What's Still Unsolved

The curator. The thing that reads the journal periodically, spots patterns that have matured enough to promote, drafts a PR against the canonical files, and hands it to me for review.

I haven't built it. I'm deliberately waiting. Right now the journal has one real entry, the one this post is about. A curator has nothing to pattern-match against. Give it a month. Let the journal collect some actual signal. Then the curator has a well-defined job.

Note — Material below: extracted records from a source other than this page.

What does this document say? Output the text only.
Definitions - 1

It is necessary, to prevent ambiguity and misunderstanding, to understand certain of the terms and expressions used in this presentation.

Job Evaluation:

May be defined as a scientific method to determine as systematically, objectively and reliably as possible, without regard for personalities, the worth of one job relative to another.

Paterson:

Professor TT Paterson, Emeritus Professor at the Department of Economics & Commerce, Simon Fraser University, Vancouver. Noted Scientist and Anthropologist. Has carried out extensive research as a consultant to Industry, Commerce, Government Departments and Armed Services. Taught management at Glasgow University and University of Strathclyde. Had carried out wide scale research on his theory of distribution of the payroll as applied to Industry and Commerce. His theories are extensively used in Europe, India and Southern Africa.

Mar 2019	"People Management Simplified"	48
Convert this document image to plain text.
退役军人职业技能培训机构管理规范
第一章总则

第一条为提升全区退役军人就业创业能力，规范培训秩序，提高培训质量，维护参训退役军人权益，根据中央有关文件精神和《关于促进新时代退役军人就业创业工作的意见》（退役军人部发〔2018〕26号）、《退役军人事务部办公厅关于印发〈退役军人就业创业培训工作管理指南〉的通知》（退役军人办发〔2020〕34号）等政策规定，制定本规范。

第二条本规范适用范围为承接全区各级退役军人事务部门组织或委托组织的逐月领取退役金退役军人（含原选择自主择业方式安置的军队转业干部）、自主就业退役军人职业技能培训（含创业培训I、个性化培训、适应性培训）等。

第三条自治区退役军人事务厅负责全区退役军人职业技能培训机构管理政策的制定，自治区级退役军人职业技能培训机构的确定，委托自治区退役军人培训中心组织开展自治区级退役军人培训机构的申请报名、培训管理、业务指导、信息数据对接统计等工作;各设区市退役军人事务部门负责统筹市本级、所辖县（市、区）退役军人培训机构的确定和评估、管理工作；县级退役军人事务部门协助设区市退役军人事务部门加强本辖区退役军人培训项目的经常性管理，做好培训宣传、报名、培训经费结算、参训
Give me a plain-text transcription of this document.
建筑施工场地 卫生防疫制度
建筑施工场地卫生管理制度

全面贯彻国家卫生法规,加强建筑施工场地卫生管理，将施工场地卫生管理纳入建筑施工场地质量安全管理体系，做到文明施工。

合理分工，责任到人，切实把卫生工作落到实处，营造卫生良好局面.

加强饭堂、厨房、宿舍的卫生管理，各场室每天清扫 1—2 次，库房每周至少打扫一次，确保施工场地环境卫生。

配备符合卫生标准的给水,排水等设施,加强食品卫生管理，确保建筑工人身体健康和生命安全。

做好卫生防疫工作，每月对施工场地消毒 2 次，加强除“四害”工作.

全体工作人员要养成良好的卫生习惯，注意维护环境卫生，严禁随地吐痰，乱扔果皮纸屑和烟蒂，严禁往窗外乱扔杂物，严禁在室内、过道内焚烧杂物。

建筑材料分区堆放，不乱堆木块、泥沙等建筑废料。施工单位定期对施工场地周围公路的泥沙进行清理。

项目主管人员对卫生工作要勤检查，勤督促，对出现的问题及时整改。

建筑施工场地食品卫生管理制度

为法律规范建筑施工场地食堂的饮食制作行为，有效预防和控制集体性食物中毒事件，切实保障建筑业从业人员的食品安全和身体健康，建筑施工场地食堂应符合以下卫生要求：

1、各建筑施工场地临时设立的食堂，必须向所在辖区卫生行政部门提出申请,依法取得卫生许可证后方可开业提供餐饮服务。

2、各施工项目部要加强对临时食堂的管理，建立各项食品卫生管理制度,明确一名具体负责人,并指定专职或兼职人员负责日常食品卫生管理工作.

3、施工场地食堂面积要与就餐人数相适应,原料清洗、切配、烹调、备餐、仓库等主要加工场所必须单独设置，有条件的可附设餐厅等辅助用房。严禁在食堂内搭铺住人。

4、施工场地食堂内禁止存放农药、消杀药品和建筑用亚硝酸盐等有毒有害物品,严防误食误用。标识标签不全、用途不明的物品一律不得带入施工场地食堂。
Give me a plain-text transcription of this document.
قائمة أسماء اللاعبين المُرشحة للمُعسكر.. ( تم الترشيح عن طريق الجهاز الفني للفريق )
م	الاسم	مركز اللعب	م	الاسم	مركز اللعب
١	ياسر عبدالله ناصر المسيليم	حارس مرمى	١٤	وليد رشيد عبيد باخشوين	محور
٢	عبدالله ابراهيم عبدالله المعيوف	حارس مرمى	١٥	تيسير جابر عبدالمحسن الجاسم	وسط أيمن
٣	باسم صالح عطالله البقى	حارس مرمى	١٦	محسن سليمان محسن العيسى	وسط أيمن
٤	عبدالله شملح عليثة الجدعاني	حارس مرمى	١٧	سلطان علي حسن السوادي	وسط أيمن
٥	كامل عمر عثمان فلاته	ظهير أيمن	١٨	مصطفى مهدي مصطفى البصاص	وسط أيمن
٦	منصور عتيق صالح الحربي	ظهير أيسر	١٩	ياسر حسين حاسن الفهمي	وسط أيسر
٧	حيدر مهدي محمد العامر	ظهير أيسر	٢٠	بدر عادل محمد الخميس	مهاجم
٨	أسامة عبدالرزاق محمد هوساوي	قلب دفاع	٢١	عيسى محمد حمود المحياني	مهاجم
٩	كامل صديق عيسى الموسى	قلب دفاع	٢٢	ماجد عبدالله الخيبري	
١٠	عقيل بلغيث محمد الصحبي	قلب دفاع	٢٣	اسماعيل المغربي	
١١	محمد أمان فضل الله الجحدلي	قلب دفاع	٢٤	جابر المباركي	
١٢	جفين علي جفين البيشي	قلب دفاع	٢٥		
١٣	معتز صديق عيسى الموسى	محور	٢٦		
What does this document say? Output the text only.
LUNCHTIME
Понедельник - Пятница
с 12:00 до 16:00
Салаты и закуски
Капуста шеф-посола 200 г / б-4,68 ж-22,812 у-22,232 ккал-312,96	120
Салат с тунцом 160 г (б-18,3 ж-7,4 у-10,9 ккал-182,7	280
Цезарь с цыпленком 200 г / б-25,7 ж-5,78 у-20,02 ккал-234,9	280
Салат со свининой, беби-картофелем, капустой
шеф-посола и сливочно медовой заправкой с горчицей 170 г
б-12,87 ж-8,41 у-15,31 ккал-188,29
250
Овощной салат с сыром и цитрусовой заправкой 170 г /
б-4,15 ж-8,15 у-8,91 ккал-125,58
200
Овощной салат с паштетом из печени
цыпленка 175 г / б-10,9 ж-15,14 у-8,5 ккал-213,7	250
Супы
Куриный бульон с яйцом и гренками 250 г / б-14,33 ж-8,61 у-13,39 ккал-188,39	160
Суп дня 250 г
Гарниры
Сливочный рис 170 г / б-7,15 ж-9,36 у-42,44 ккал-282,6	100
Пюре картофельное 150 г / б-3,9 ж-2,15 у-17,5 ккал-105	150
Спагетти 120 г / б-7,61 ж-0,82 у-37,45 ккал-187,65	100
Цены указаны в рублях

If I built it today, it would produce worse content than I would, because the input isn't there yet. I'd be debugging taste, not logic.

Three Things I Took Away

The naive solution and the right solution weren't architecturally close. An append-to-context tool and an append-to-journal tool sound similar. They aren't. One writes to the wrong thing with the wrong granularity. The other has a different audience and a different lifecycle. Drop the prefix, drop the whole design.

OAuth was the cheapest part of "agents everywhere." It looks heavy. In practice it's the thing that lets this server be useful from ten different clients without me managing tokens or running a user table. Build the shape that lets more things plug in.

The curator is where the judgement lives. Everything up to and including OAuth is plumbing. The curator is where taste and context meet, and judgement has no signal until the journal has content. For now, doing nothing on that front is the right move.

The MCP post ended with "build the context first. The plumbing is the easy bit." Writing context is harder. The architecture has to respect what it's writing to.